My inquiries about continuity have led me to recognize the benefits of estrangement. For instance, in the Algerian Feminist Newspaper Foundation for Media and Feminist Initiatives, rupture allows us not to pressure our comrades to respond to our differences. We no longer need to seek legitimacy in addressing topics that others may not carry. Rupture permits us to be different, even proving to our comrades that difference is not a crime. Estrangement does not negate the challenge of continuity, but it liberates us from the pressure stemming from its absence.

In September 2022, the Association Tharwa N'Fadhma N'Soumeur organized a meeting for Western feminists, during which a comrade from Nabila Djahnine’s generation spoke about the history of the movement. When she mentioned the post-nineties period, she directly referred to the 2019 movement, reminding us that we organized ourselves and stood strong. What caught my attention is that this approach fails to acknowledge our generation and the movements that have emerged in the virtual world. It completely disregards the fact that it was our generation that initiated and organized the first feminist meetings among diverse groups in 2019, marking the first instance where the term "feminism" was openly used in the media without limitations. I discussed with the speaker regarding these matters and realized that many people fail to recognize that our history encompasses our present, and continuity should not entail subjugating the present to the past. Engaging in knowledge exchanges does not imply a hierarchical transmission solely based on age.

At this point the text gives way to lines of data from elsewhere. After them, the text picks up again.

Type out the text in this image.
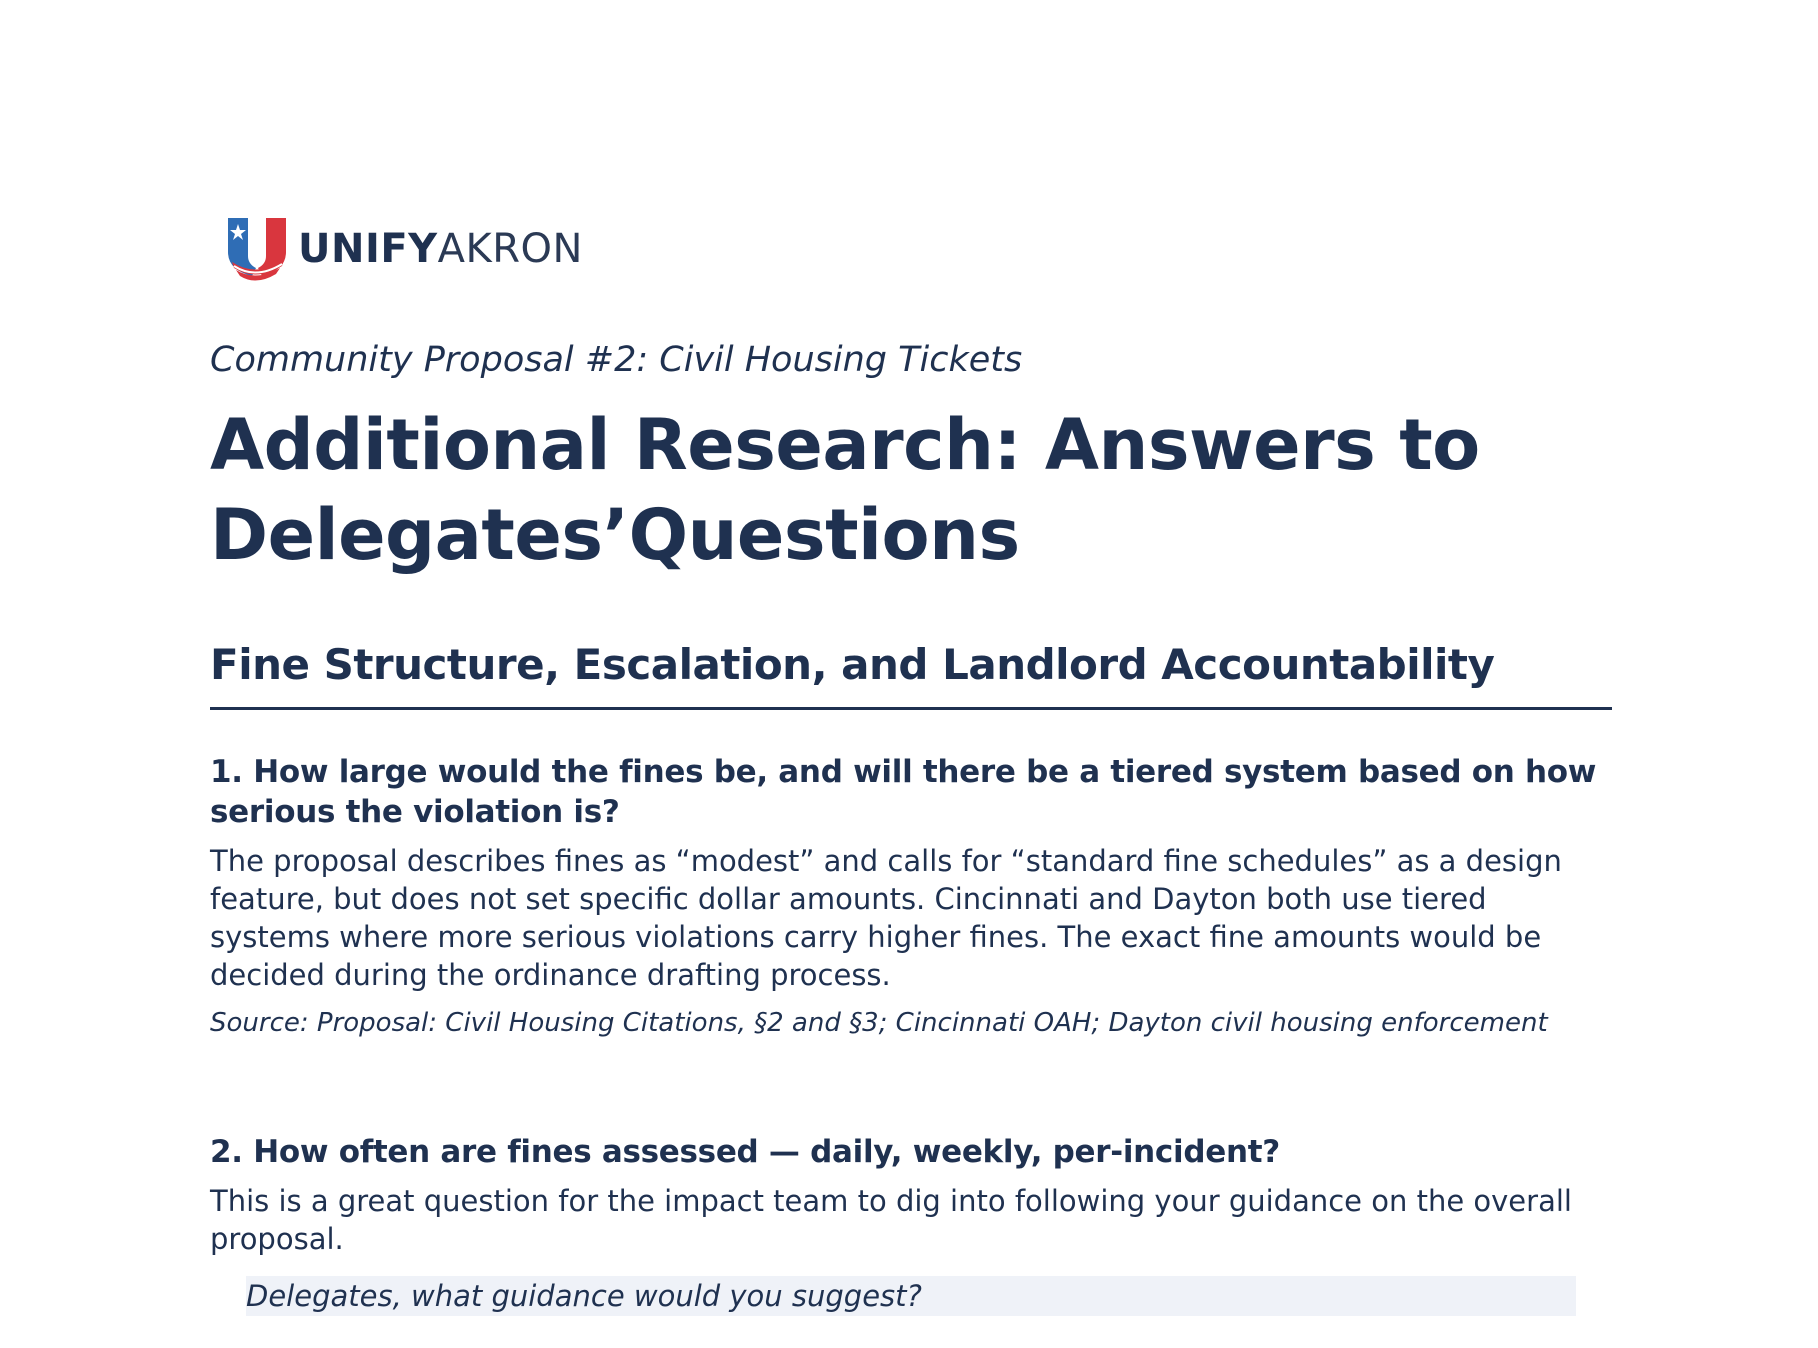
UNIFYAKRON
Community Proposal #2: Civil Housing Tickets
Additional Research: Answers to
Delegates’Questions
Fine Structure, Escalation, and Landlord Accountability
1. How large would the fines be, and will there be a tiered system based on how serious the violation is?
The proposal describes fines as “modest” and calls for “standard fine schedules” as a design feature, but does not set specific dollar amounts. Cincinnati and Dayton both use tiered systems where more serious violations carry higher fines. The exact fine amounts would be decided during the ordinance drafting process.
Source: Proposal: Civil Housing Citations, §2 and §3; Cincinnati OAH; Dayton civil housing enforcement
2. How often are fines assessed — daily, weekly, per-incident?
This is a great question for the impact team to dig into following your guidance on the overall proposal.
Delegates, what guidance would you suggest?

It is strange that beyond our feminist circles, opponents perceive us as a political party with a homogeneous ideology and a shared agenda. Whenever a feminist expresses her views, it triggers attacks on all feminists. This mindset stems from the tendency to oversimplify the diversity of women to a singular representation related to women's rights and women's roles in the family and society. While every woman is responsible for her actions, we do not hold men collectively accountable for the actions of millions of men in our current era.

Today, I am striving to distinguish between my inquiries and my personal, because finding answers requires engaging in collective discussions, which many people tend to avoid. I consider my contribution to documenting our feminist history, is the most I can do to actively participate in this ongoing dialogue.